Negativitas irasional politik
Kehendak mendadak akan amendemen irasional ini setidaknya mengandung empat negativitas. Pertama, dan terpenting, di situ nalar terpenjara dalam suatu obsesi, dalam suatu idee fixe, yang sungguh bersifat menipu. Kedua, disepakati luas, kembali membuka pintu amendemen memunculkan risiko dibukanya Kotak Pandora lepas kendali pemicu krisis politik berkepanjangan. Ketiga, terbersit kebiasaan eskapisme di ketiga cabang pemerintahan yang suka mengalihkan pelbagai persoalan atau berlaku miopik dalam membenahi masalah kenegaraan. Terakhir, apa yang sepintas lalu tampak sebagai agenda politik progresif dengan GBHN itu sebetulnya lebih bersifat regresif.
Menitipkan upaya amendemen kelima atas Konstitusi pada MPR baru merupakan manifestasi hasrat kalangan politik yang kecewa pada apa yang mereka pandang sebagai ketakmenentuan arah politik pembangunan sepanjang dua dasawarsa Reformasi.
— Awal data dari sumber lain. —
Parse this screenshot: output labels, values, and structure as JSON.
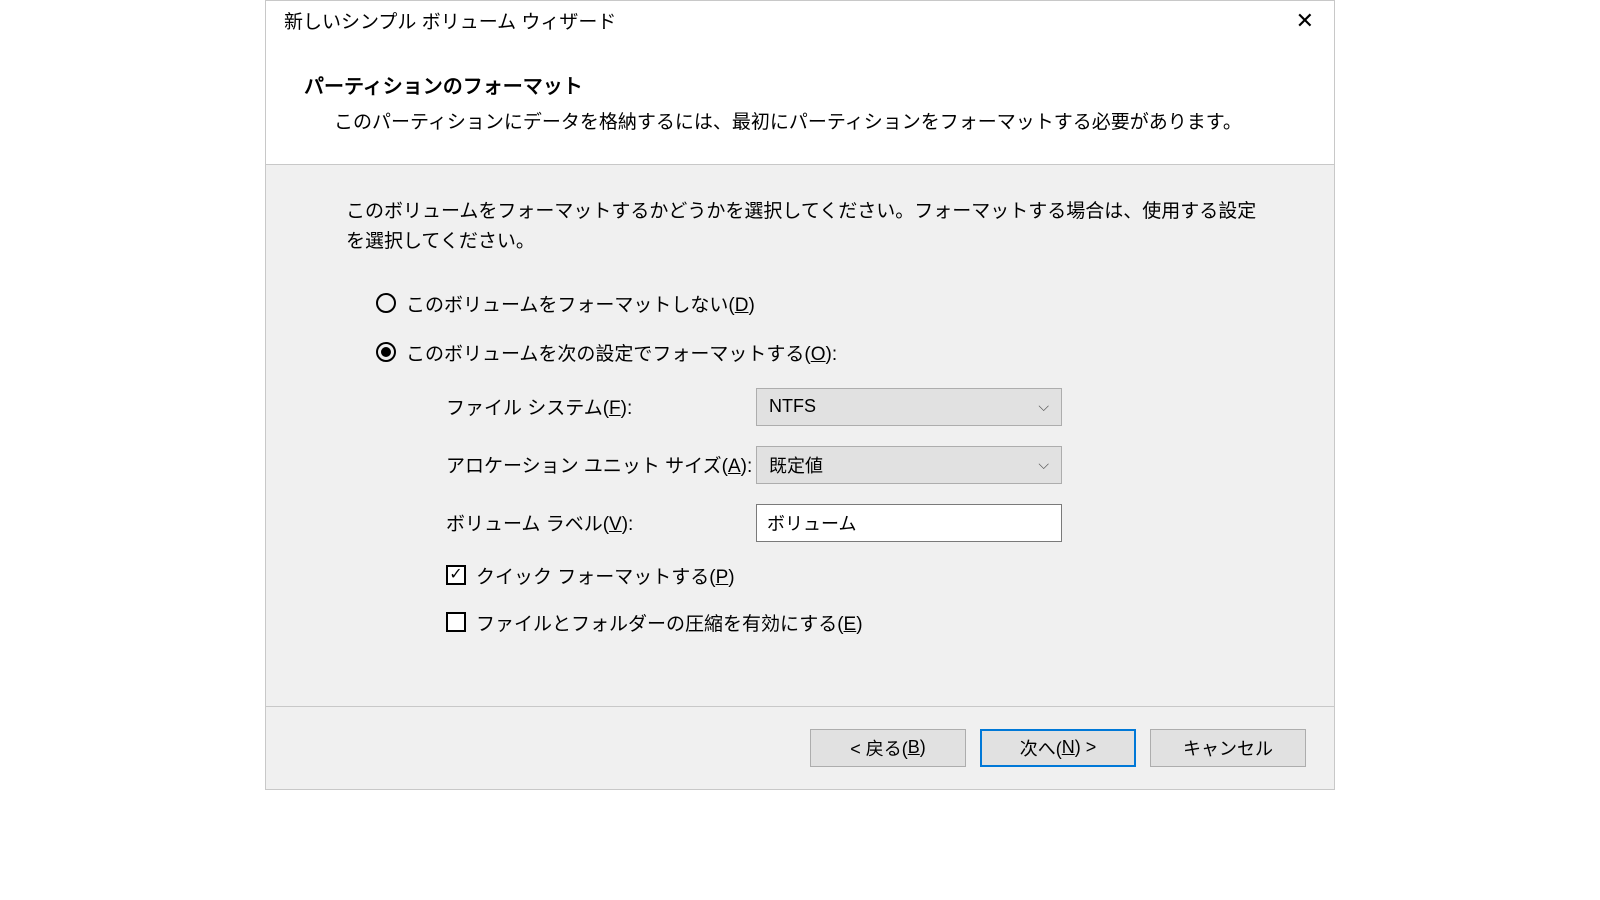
{
  "titlebar": {
    "title": "新しいシンプル ボリューム ウィザード"
  },
  "header": {
    "title": "パーティションのフォーマット",
    "subtitle": "このパーティションにデータを格納するには、最初にパーティションをフォーマットする必要があります。"
  },
  "body": {
    "instruction": "このボリュームをフォーマットするかどうかを選択してください。フォーマットする場合は、使用する設定を選択してください。",
    "radio_no_format": {
      "label_pre": "このボリュームをフォーマットしない(",
      "key": "D",
      "label_post": ")",
      "selected": false
    },
    "radio_do_format": {
      "label_pre": "このボリュームを次の設定でフォーマットする(",
      "key": "O",
      "label_post": "):",
      "selected": true
    },
    "filesystem": {
      "label_pre": "ファイル システム(",
      "key": "F",
      "label_post": "):",
      "value": "NTFS"
    },
    "allocation": {
      "label_pre": "アロケーション ユニット サイズ(",
      "key": "A",
      "label_post": "):",
      "value": "既定値"
    },
    "volume_label": {
      "label_pre": "ボリューム ラベル(",
      "key": "V",
      "label_post": "):",
      "value": "ボリューム"
    },
    "quick_format": {
      "label_pre": "クイック フォーマットする(",
      "key": "P",
      "label_post": ")",
      "checked": true
    },
    "compression": {
      "label_pre": "ファイルとフォルダーの圧縮を有効にする(",
      "key": "E",
      "label_post": ")",
      "checked": false
    }
  },
  "footer": {
    "back": {
      "pre": "< 戻る(",
      "key": "B",
      "post": ")"
    },
    "next": {
      "pre": "次へ(",
      "key": "N",
      "post": ") >"
    },
    "cancel": "キャンセル"
  }
}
Juga di sana-sini masih terbersit residu Soekarnoisme –kerinduan pada repetisi “Dekrit kembali ke UUD 1945.” Itu semua bagian dari obsesi. Obsesi GBHN membuat orang tak menyimak tumpukan irasionalitas dari dua “tikungan politik buruk”: dicampakkannya demokrasi oleh Soekarno dan demokrasi cum nasion oleh Soeharto. Itu yang membuat negara kita kian terbenam ke kubangan pemerintahan otoriter.
Penganjur amandemen kelima melupakan kenyataan GBHN yang mereka puja-puji itu berlaku atau terlaksana di dalam dan tak terpisahkan dari dua rezim otoriter-monopolistik dalam pergiliran dua “pasak sistemik”, Soekarno dan Soeharto, yang ditopang mesin-mesin kekuasaan pengaman politik monopolistik.
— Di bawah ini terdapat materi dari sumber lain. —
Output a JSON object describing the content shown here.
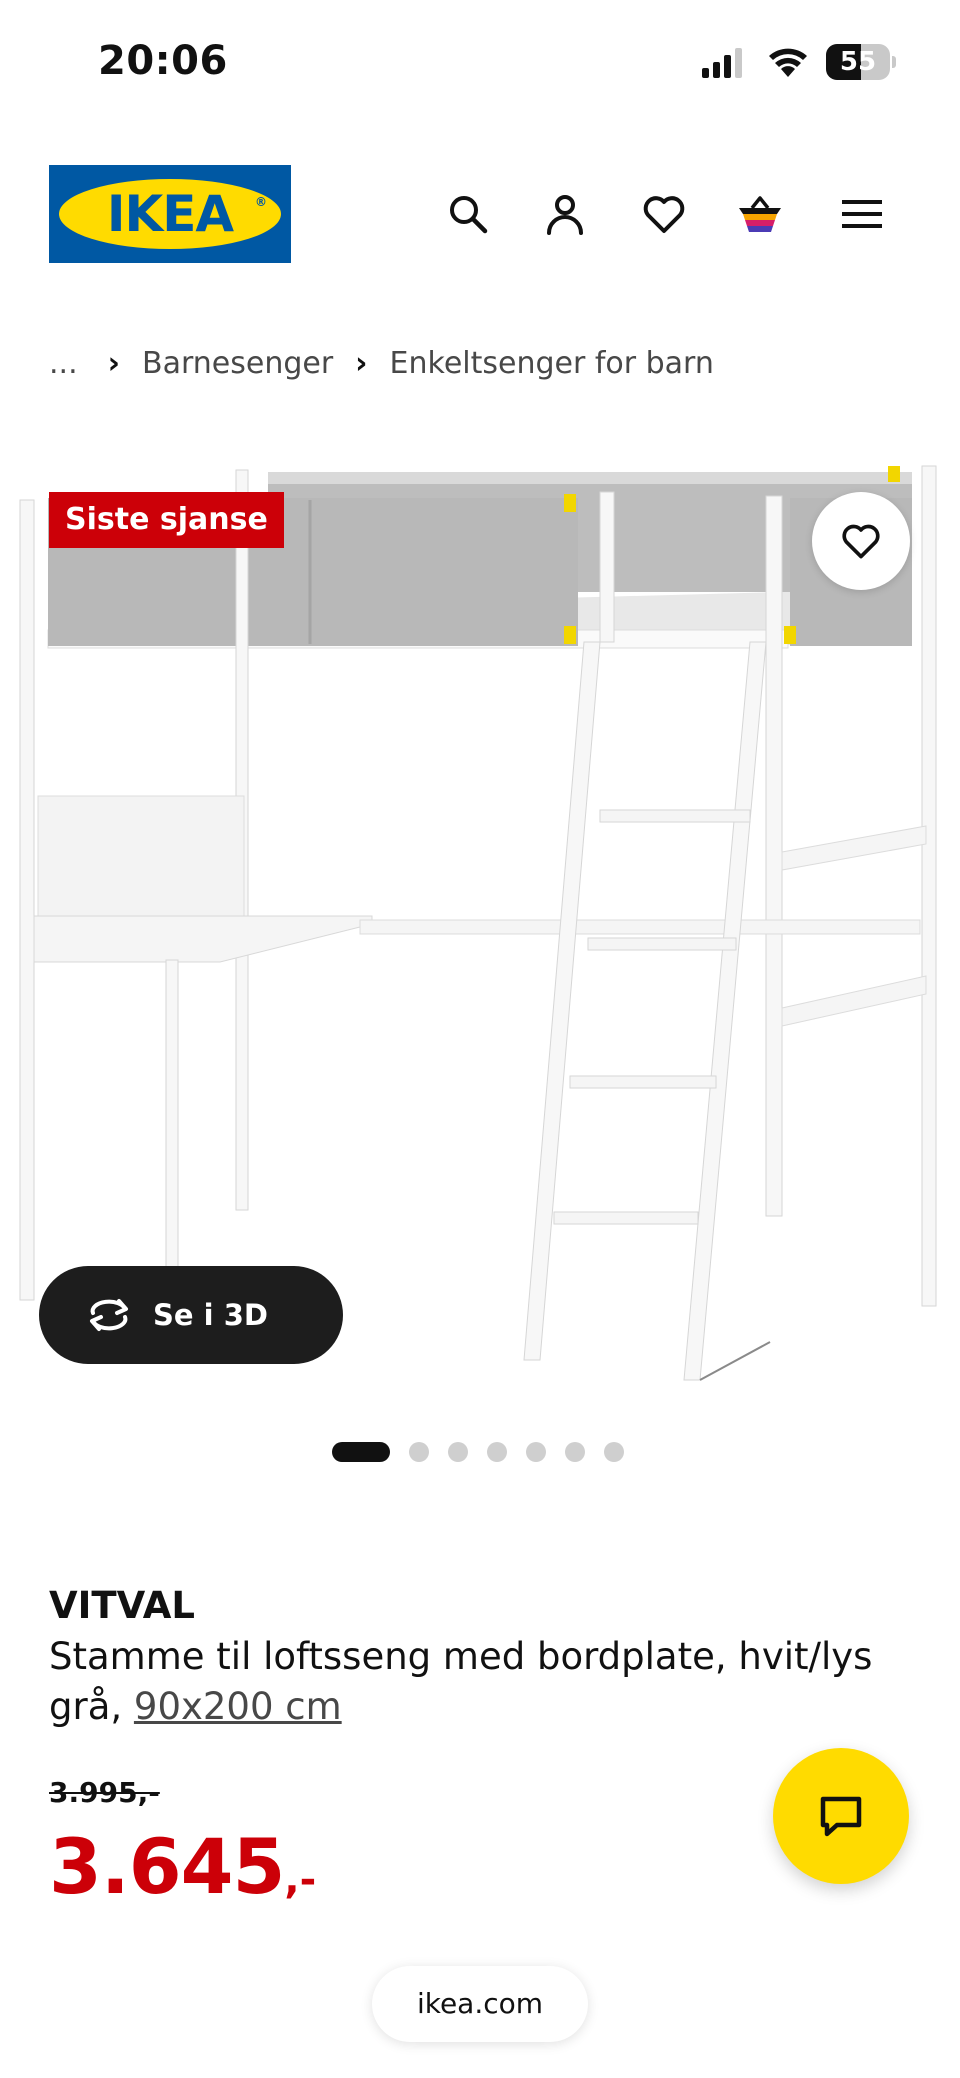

Obsesi GBHN juga ditopang oleh kesan permukaan perihal sukses Orde Baru dan melupakan deretan hasil celakanya. Orde Baru tampak sukses dari 1966 hingga 1996 tak lain karena konvergensi antara hasil persekusi politik besar-besaran plus boom minyak bumi serta pengelolaan berkelanjutan atas bantuan kelompok donor IGGI. Dari kesan permukaan itulah dibaca pelbagai prestasi Orde Baru, seperti stabilitas pemerintahan, peningkatan pendapatan per kapita, swasembada beras, perbaikan layanan kesehatan, kesempatan pendidikan, kesuksesan program transmigrasi dan Keluarga Berencana, penurunan angka pengangguran, dan seterusnya.
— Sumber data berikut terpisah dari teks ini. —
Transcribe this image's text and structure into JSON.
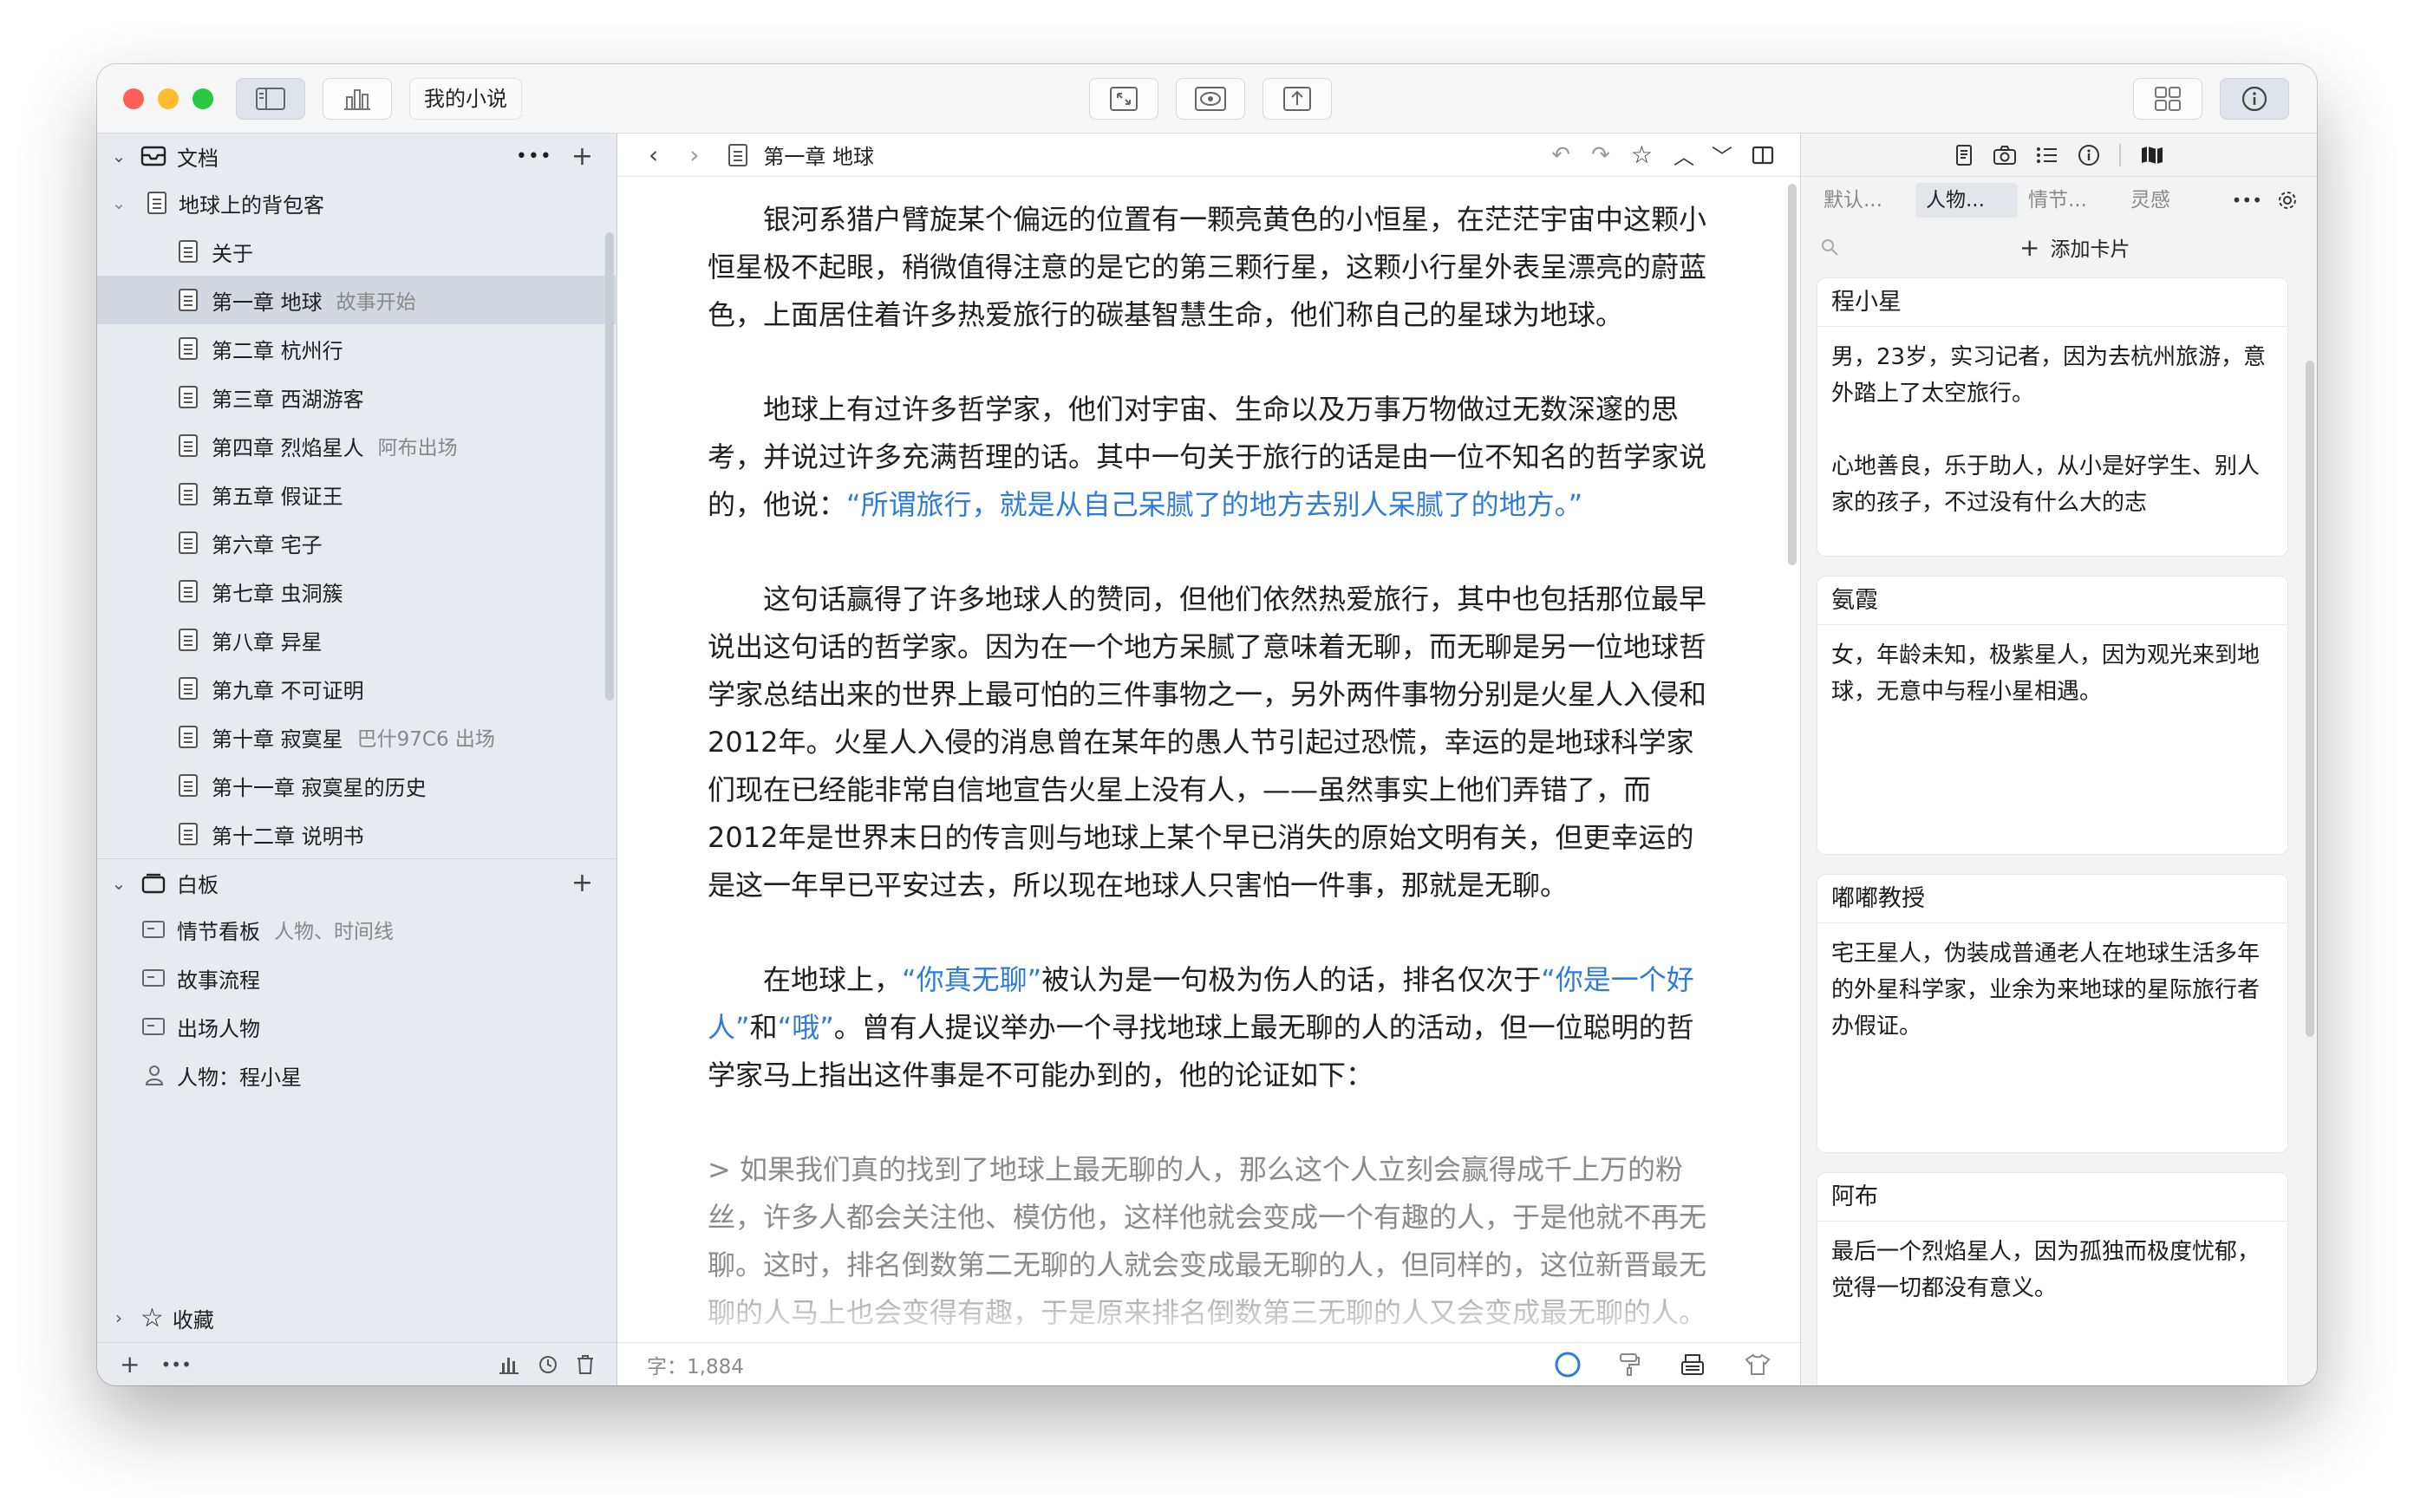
{
  "titlebar": {
    "project_title": "我的小说",
    "icons": [
      "sidebar-toggle-icon",
      "statistics-icon",
      "fullscreen-icon",
      "preview-icon",
      "share-icon",
      "grid-view-icon",
      "info-icon"
    ]
  },
  "sidebar": {
    "documents_header": "文档",
    "group_name": "地球上的背包客",
    "items": [
      {
        "label": "关于",
        "sub": ""
      },
      {
        "label": "第一章 地球",
        "sub": "故事开始"
      },
      {
        "label": "第二章 杭州行",
        "sub": ""
      },
      {
        "label": "第三章 西湖游客",
        "sub": ""
      },
      {
        "label": "第四章 烈焰星人",
        "sub": "阿布出场"
      },
      {
        "label": "第五章 假证王",
        "sub": ""
      },
      {
        "label": "第六章 宅子",
        "sub": ""
      },
      {
        "label": "第七章 虫洞簇",
        "sub": ""
      },
      {
        "label": "第八章 异星",
        "sub": ""
      },
      {
        "label": "第九章 不可证明",
        "sub": ""
      },
      {
        "label": "第十章 寂寞星",
        "sub": "巴什97C6 出场"
      },
      {
        "label": "第十一章 寂寞星的历史",
        "sub": ""
      },
      {
        "label": "第十二章 说明书",
        "sub": ""
      }
    ],
    "whiteboard_header": "白板",
    "whiteboard_items": [
      {
        "label": "情节看板",
        "sub": "人物、时间线"
      },
      {
        "label": "故事流程",
        "sub": ""
      },
      {
        "label": "出场人物",
        "sub": ""
      },
      {
        "label": "人物：程小星",
        "sub": ""
      }
    ],
    "favorites_header": "收藏"
  },
  "editor": {
    "doc_title": "第一章 地球",
    "paragraphs": {
      "p1": "银河系猎户臂旋某个偏远的位置有一颗亮黄色的小恒星，在茫茫宇宙中这颗小恒星极不起眼，稍微值得注意的是它的第三颗行星，这颗小行星外表呈漂亮的蔚蓝色，上面居住着许多热爱旅行的碳基智慧生命，他们称自己的星球为地球。",
      "p2a": "地球上有过许多哲学家，他们对宇宙、生命以及万事万物做过无数深邃的思考，并说过许多充满哲理的话。其中一句关于旅行的话是由一位不知名的哲学家说的，他说：",
      "p2q": "“所谓旅行，就是从自己呆腻了的地方去别人呆腻了的地方。”",
      "p3": "这句话赢得了许多地球人的赞同，但他们依然热爱旅行，其中也包括那位最早说出这句话的哲学家。因为在一个地方呆腻了意味着无聊，而无聊是另一位地球哲学家总结出来的世界上最可怕的三件事物之一，另外两件事物分别是火星人入侵和2012年。火星人入侵的消息曾在某年的愚人节引起过恐慌，幸运的是地球科学家们现在已经能非常自信地宣告火星上没有人，——虽然事实上他们弄错了，而2012年是世界末日的传言则与地球上某个早已消失的原始文明有关，但更幸运的是这一年早已平安过去，所以现在地球人只害怕一件事，那就是无聊。",
      "p4a": "在地球上，",
      "p4q1": "“你真无聊”",
      "p4b": "被认为是一句极为伤人的话，排名仅次于",
      "p4q2": "“你是一个好人”",
      "p4c": "和",
      "p4q3": "“哦”",
      "p4d": "。曾有人提议举办一个寻找地球上最无聊的人的活动，但一位聪明的哲学家马上指出这件事是不可能办到的，他的论证如下：",
      "quote": "> 如果我们真的找到了地球上最无聊的人，那么这个人立刻会赢得成千上万的粉丝，许多人都会关注他、模仿他，这样他就会变成一个有趣的人，于是他就不再无聊。这时，排名倒数第二无聊的人就会变成最无聊的人，但同样的，这位新晋最无聊的人马上也会变得有趣，于是原来排名倒数第三无聊的人又会变成最无聊的人。"
    },
    "word_count": "字：1,884"
  },
  "inspector": {
    "tabs": [
      "默认...",
      "人物...",
      "情节...",
      "灵感"
    ],
    "add_card": "添加卡片",
    "cards": [
      {
        "title": "程小星",
        "body1": "男，23岁，实习记者，因为去杭州旅游，意外踏上了太空旅行。",
        "body2": "心地善良，乐于助人，从小是好学生、别人家的孩子，不过没有什么大的志"
      },
      {
        "title": "氨霞",
        "body1": "女，年龄未知，极紫星人，因为观光来到地球，无意中与程小星相遇。",
        "body2": ""
      },
      {
        "title": "嘟嘟教授",
        "body1": "宅王星人，伪装成普通老人在地球生活多年的外星科学家，业余为来地球的星际旅行者办假证。",
        "body2": ""
      },
      {
        "title": "阿布",
        "body1": "最后一个烈焰星人，因为孤独而极度忧郁，觉得一切都没有意义。",
        "body2": ""
      }
    ]
  },
  "colors": {
    "link": "#2f7bd8",
    "sidebar_bg": "#e7eaef",
    "selected_row": "#d3d8e0",
    "close": "#fe5f57",
    "minimize": "#febc2e",
    "zoom": "#28c840"
  }
}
Tetapi praktis semua itu tertelan habis, muspra, atau runtuh bak bangunan kertas, sebagai facade –dan sungguh akhirnya tak lebih dari fatamorgana. Katalis utama kehancuran Orde Baru adalah pembalikan luar biasa parah dari pertumbuhan ekonomi rata-rata 7 persen/tahun hingga 1997 menjadi pertumbuhan negatif sekitar 13 persen dari 1998. Inilah yang menelan semua prestasi permukaan itu. Tetapi penyebab utamanya tetap sistem otoriter itu sendiri lantaran menafikan prinsip checks and balances. Dengan itulah Orde Baru menumpuk aneka laku sesat dan zalim, menyimpang dari rasionalitas pemerintahan demokratis sehingga lambat tapi pasti menjadi bom waktu penghancur dirinya sendiri.
Rangkaian kebobrokan Orde Baru yang ber-GBHN itu mustahil disembunyikan. Di ambang dan di sepanjang Orde Baru berlaku masif genosida dan pelanggaran HAM, perampasan hak-hak sipil, penafian prinsip kedaulatan rakyat, dan diskriminasi budaya terhadap masyarakat Tionghoa. Begitu pula peruakan diskriminasi ekonomi/politik atas aneka lapisan dan kelompok saudara sebangsa di luar lingkaran kekuasaan Soeharto plus praktik KKN tak bertara dalam sejarah nasional/nternasional. Itu belum semua.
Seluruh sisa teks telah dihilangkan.